Muhalefeti bitirecek savaş senaryosu! CHP’yi bekleyen büyük tehlike
İSTANBUL'DA ÇOK HIZLI BİR SÜREÇ GELİŞTİ
CHP terörsüz Türkiye Komisyonuna katıldıktan sonra hem kendi belediyelerine yönelik operasyonlar kesilebilir hem de kurultay davası süreci askıya alınabilir ve bu iyimserlik gördüğüm kadarıyla kamuoyunda da yer bulmuştu ve bu nedenle 15 Eylül'de Ankara'da bir butlan kararı çıkmayacağı yönünde genel bir hava hakimdi fakat geçen hafta yeni adli yılın açılışıyla beraber İstanbul'da yoğun bir CHP mesaisi başladı. İstanbul'da çok hızlı bir süreç gelişti.

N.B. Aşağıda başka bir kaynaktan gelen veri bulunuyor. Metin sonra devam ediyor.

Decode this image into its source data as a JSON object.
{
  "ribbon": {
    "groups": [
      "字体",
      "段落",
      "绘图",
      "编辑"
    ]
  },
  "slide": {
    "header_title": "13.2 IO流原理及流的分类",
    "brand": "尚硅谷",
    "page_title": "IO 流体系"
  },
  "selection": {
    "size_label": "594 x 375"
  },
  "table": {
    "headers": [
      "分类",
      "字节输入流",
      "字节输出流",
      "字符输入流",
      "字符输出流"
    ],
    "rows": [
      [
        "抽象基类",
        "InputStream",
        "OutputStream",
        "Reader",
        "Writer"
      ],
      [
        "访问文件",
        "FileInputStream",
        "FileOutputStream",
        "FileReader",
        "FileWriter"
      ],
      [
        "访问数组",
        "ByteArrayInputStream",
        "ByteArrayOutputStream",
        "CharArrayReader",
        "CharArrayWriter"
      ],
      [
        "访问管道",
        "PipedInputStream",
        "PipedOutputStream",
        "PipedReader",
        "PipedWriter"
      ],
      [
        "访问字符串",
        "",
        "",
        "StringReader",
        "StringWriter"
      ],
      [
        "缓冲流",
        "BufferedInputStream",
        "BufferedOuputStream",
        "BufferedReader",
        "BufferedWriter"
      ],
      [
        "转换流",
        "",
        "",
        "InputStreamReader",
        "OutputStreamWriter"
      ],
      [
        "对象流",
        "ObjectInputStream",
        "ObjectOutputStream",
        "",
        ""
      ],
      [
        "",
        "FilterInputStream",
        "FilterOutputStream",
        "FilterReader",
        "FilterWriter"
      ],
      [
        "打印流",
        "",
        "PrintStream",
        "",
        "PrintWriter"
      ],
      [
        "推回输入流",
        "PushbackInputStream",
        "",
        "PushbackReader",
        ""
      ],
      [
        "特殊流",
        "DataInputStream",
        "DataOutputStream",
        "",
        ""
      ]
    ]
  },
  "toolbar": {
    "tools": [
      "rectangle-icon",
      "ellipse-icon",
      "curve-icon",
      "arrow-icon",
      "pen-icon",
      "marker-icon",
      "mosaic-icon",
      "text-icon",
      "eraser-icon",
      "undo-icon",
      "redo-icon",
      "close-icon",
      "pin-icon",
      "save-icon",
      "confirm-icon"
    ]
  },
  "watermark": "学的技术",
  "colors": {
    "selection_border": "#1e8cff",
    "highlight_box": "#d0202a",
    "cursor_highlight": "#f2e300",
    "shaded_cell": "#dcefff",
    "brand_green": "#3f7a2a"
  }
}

Anladığım kadarıyla Ankara kendisinden umulan ve beklenen butlan kararını vermeye pek yanaşmadı. Bu karar gecikti ya da bu karar bir türlü yazılamadı ve haliyle o duruşmanın hemen 12 gün öncesinde İstanbul'da aslında bunun provası niteliğinde bir başka karar verilmiş oldu.